U of T ranked in the top 50 globally for 42 out of 48 subjects. No other university did so well
This year, U of T ranked in the top 10 globally in nursing (2nd), sports-related subjects (6th), anatomy (8th), anthropology (8th), social policy (8th), theology (8th), geography (9th) and computer science (10th).
No other university was ranked in the top 50 globally for so many subjects – for U of T, that came out to 42 of the 48 subjects that were reviewed.
The independent QS rankings finds U of T among the world’s elite universities in all five subject areas surveyed, and in 45 of the 48 subjects that were analyzed. In most cases, the university scored even higher when public higher education institutions alone were counted in the subject areas ranked.
For 31 subjects, U of T placed among the top 25 globally.
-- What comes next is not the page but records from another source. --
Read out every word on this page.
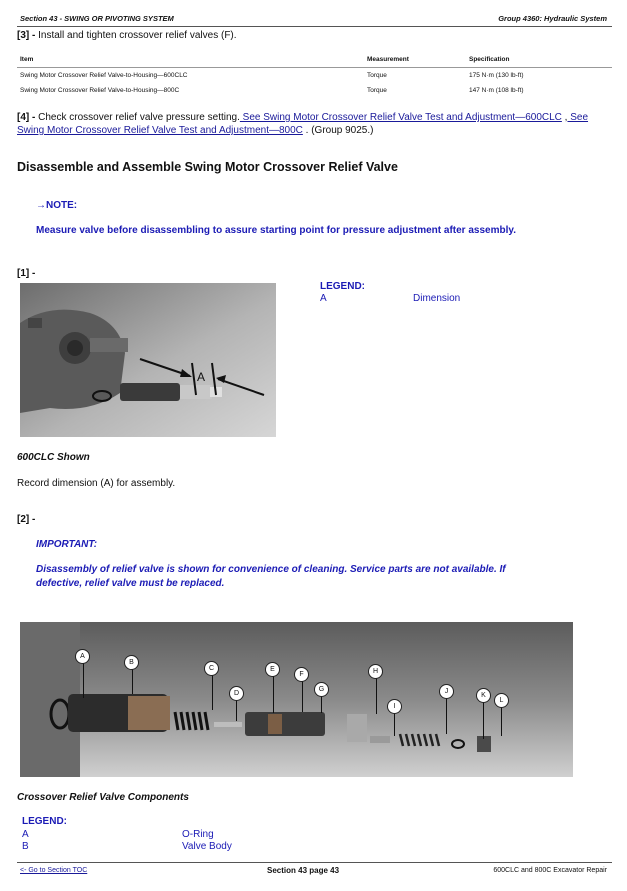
Section 43 - SWING OR PIVOTING SYSTEM	Group 4360: Hydraulic System
[3] - Install and tighten crossover relief valves (F).
Item	Measurement	Specification
Swing Motor Crossover Relief Valve-to-Housing—600CLC	Torque	175 N·m (130 lb-ft)
Swing Motor Crossover Relief Valve-to-Housing—800C	Torque	147 N·m (108 lb-ft)
[4] - Check crossover relief valve pressure setting. See Swing Motor Crossover Relief Valve Test and Adjustment—600CLC , See
Swing Motor Crossover Relief Valve Test and Adjustment—800C . (Group 9025.)
Disassemble and Assemble Swing Motor Crossover Relief Valve
→NOTE:
Measure valve before disassembling to assure starting point for pressure adjustment after assembly.
[1] -
A
LEGEND:
A	Dimension
600CLC Shown
Record dimension (A) for assembly.
[2] -
IMPORTANT:
Disassembly of relief valve is shown for convenience of cleaning. Service parts are not available. If
defective, relief valve must be replaced.
A
B
C
D
E
F
G
H
I
J
K
L
Crossover Relief Valve Components
LEGEND:
A	O-Ring
B	Valve Body
<- Go to Section TOC	Section 43 page 43	600CLC and 800C Excavator Repair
Only six other universities were in the top 25 for 31 or more subjects – the University of Cambridge, University of Oxford, University of California-Berkeley, UCLA, Stanford University and Harvard University.
U of T was ranked first in Canada in all five of the broader subject areas, and was first in Canada in 30 of the 45 subjects in which it was ranked.
“Such breadth and depth of scholarship in one institution is rare globally”
“It’s gratifying to see University of Toronto researchers recognized for the excellence of their work and their world-leading reputation across such a wide range of subject areas,” said Vivek Goel, U of T’s vice-president of research and innovation. “Such breadth and depth of scholarship in one institution is rare globally, and ensures that our students have the broadest possible exposure to leading scholars.”
The QS subject rankings are based on four measures: academic survey results of leading universities in a field, employer survey results of the best institutions and disciplines, citations per paper and the H-Index, which tries to measure the productivity and impact of the published work.
To produce the results, QS ranked 1,130 institutions and analyzed more than 22 million papers that have produced close to 200 million citations.